Bank of America (BOA) is facing an onslaught of litigation, with plaintiffs accusing it of everything from wrongfully foreclosing on their homes to failing to comply with loan modification obligations.

The bank received some unwanted attention last week when a California woman filed suit, saying her home had been wrongfully repossessed. When she returned from a ski trip to her home in Truckee, Mimi Ash found that the locks had been changed. And once she finally managed to get inside, Ash discovered that all of her possessions had been swept from the house -- furniture, clothing, even her son’s ski medals and her deceased husband’s ashes.

“This is in essence a burglary, but when a burglar goes in, they don’t take your photos and your husband’s ashes,” Ash told the New York Times, adding that the house had turned into a “sad reminder that 22 years of my history vanished.”

Other snafus

Ash’s story, though nightmarish, was far from unique. Last October, BOA foreclosed on a Pittsburgh house, incorrectly labeling it as vacant and in default. The bank cut power and water lines, poured antifreeze down the drains, and took a macaw that was living inside.

And a Texas resident found his paid-up home padlocked with the power shut off, leaving 75 pounds of frozen fish to slowly roast in the southern heat. Both homeowners filed suit.

TARP suits

The bank is also facing at least three suits claiming that it reneged on duties it undertook by accepting $25 billion under the Troubled Asset Relief Program (TARP). 

The suits, filed by the attorneys general of Nevada and Arizona, and by private plaintiff Susan Fraser of Missouri, say that, by accepting TARP money, Bank of America agreed to engage in a TARP-authorized foreclosure prevention program.

Fraser alleges that in April 2009, the bank promised the U.S. Treasury Department that it would comply with provisions in the Treasury Department Home Affordable Modification Program (HAMP) relating to loan modifications and other foreclosure prevention methods. She contends that the bank reneged on that obligation out of a desire to maximize its profit margin.

“Under HAMP, the federal government incentivizes participating servicers to make adjustments to existing mortgage obligations in order to make the monthly payments more affordable,” Fraser’s complaint alleges. “However, this incentive is countered by a number of financial factors that make it more profitable for a mortgage for a mortgage servicer such as Bank of America to avoid modification and to continue to keep a mortgage in a state of default or distress and to push loans towards foreclosure.”

Litigious year at BofA

It has been a busy -- and litigious -- year for Bank of America. In February, the bank was hit with a suit accusing it of duping shareholders when merging with Merrill Lynch. That suit, filed by New York Attorney General Andrew Cuomo, alleged that the bank failed to disclose Merrill’s huge losses in order to complete the deal more quickly. And in June, Illinois Attorney General Lisa Madigan charged that the bank discriminated against minority borrowers when making lending decisions.

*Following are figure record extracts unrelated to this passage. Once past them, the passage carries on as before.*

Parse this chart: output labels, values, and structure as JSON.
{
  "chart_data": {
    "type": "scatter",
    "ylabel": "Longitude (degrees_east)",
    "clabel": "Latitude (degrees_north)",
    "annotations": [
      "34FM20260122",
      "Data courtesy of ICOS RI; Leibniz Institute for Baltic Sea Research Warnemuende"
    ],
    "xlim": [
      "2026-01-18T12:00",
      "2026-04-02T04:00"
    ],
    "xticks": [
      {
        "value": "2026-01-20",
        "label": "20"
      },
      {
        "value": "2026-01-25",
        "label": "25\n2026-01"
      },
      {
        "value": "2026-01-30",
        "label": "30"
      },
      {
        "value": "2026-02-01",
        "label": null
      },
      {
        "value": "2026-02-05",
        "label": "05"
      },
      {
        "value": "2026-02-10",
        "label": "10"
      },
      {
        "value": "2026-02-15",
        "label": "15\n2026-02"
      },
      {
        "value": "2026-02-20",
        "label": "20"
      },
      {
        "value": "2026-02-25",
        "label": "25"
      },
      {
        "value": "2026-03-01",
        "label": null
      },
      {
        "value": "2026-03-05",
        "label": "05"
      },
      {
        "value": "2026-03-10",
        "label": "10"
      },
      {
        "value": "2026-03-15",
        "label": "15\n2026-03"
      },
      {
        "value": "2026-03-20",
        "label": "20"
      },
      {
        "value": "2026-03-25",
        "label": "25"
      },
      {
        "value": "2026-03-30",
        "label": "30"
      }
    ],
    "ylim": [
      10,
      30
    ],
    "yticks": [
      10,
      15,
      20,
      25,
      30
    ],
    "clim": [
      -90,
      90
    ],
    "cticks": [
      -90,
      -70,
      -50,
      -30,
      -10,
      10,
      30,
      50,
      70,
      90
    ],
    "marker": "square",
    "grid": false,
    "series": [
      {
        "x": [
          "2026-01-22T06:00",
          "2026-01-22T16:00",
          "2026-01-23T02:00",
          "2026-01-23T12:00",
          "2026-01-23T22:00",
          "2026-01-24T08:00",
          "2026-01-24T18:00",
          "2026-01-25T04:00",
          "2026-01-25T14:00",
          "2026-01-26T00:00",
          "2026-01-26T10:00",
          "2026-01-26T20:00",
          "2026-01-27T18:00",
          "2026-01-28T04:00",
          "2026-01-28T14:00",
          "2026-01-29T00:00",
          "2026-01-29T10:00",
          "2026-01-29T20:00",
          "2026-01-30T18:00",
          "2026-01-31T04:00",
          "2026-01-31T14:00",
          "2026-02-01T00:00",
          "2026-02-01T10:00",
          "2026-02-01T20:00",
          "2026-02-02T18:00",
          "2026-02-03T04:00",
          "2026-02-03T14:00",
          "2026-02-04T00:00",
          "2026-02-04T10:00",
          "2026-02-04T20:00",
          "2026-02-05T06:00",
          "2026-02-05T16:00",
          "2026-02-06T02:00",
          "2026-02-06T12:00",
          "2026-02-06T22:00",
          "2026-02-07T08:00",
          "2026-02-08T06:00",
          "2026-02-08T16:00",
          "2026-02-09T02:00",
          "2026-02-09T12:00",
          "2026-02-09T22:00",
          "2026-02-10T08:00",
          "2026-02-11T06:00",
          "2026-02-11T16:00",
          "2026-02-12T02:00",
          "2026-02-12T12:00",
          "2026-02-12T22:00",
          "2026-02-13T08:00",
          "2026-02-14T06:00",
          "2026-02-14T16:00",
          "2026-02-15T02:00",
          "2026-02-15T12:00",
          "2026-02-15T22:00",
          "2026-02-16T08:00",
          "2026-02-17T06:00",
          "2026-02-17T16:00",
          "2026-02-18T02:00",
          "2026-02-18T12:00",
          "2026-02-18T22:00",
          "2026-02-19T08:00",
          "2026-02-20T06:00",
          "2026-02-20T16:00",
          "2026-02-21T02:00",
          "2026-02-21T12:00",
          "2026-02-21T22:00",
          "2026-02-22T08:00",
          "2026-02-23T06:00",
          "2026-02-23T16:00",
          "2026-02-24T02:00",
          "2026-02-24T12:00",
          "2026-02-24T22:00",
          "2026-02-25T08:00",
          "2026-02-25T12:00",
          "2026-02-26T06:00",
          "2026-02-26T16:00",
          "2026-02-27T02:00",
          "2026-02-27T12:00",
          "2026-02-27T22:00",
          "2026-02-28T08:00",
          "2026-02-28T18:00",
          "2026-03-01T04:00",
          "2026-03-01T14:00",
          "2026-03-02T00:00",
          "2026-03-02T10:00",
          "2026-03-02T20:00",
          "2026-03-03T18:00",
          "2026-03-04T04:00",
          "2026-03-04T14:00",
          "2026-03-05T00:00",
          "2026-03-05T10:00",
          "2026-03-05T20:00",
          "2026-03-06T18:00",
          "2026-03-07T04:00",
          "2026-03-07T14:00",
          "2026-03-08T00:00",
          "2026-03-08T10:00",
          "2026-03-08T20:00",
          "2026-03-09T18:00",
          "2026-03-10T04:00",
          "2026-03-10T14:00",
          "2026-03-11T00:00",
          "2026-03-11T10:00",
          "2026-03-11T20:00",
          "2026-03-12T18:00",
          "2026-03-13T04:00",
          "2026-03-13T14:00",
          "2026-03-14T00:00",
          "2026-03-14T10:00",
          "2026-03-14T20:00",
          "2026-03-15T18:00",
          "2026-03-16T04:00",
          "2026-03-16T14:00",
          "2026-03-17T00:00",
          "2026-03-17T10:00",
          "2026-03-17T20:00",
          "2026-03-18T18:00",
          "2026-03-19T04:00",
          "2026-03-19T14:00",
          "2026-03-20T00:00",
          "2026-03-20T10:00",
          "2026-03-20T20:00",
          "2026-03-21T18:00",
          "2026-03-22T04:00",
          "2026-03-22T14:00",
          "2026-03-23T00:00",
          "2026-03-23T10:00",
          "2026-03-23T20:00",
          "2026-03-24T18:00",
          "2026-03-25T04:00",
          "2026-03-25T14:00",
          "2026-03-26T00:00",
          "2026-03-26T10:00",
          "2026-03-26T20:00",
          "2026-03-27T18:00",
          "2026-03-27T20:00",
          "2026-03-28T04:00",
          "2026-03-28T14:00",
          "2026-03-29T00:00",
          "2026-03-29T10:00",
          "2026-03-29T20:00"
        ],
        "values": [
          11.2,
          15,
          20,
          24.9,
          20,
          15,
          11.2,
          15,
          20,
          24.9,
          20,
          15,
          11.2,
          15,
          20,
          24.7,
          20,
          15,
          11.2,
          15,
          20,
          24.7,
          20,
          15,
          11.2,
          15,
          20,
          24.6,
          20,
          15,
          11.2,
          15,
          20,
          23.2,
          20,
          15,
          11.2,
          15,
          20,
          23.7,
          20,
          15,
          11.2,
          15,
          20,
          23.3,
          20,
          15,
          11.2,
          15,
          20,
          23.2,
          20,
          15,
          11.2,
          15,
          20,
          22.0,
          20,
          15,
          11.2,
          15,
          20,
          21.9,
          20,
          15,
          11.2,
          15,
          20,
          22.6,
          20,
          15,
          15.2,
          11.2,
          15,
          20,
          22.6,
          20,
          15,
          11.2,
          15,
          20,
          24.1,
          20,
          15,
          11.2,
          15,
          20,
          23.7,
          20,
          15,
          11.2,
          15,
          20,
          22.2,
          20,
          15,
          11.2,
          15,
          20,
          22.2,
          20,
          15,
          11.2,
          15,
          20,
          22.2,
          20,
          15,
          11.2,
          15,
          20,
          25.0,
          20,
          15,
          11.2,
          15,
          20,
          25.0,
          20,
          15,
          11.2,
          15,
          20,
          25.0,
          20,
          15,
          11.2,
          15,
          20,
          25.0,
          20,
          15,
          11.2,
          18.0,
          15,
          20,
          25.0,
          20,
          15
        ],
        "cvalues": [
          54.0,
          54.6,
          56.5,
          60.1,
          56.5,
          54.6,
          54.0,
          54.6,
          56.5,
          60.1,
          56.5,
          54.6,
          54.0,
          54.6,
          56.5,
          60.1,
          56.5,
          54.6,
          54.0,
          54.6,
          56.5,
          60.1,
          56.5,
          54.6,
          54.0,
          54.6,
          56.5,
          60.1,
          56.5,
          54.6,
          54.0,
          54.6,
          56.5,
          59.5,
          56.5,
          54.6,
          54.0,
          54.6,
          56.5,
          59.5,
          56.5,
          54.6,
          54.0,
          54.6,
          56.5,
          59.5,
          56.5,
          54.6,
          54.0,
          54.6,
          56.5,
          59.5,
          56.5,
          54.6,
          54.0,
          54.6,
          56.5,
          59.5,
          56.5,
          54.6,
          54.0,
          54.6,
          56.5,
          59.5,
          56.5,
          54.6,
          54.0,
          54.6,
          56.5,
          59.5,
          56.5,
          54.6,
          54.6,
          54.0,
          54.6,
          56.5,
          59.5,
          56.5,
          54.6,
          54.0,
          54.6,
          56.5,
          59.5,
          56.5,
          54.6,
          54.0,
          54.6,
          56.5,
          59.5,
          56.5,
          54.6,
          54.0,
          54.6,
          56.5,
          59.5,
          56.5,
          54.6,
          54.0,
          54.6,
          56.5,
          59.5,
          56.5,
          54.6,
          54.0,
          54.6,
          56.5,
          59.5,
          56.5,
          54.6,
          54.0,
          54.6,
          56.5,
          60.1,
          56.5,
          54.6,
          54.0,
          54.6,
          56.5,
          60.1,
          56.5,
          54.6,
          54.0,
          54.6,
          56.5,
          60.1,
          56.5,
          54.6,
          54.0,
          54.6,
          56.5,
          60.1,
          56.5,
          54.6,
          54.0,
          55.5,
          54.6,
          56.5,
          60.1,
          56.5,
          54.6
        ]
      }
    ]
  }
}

The latest suits suggest that BOA wasn’t entirely serious when it committed in January to redouble its loan modification efforts. At that time, the bank announced the launch of its “Second Lien Modification Program,” which was intended to reduce the monthly payments on qualifying home equity loans and lines of credit under certain conditions, such as completion of a HAMP modification on the first mortgage on the property.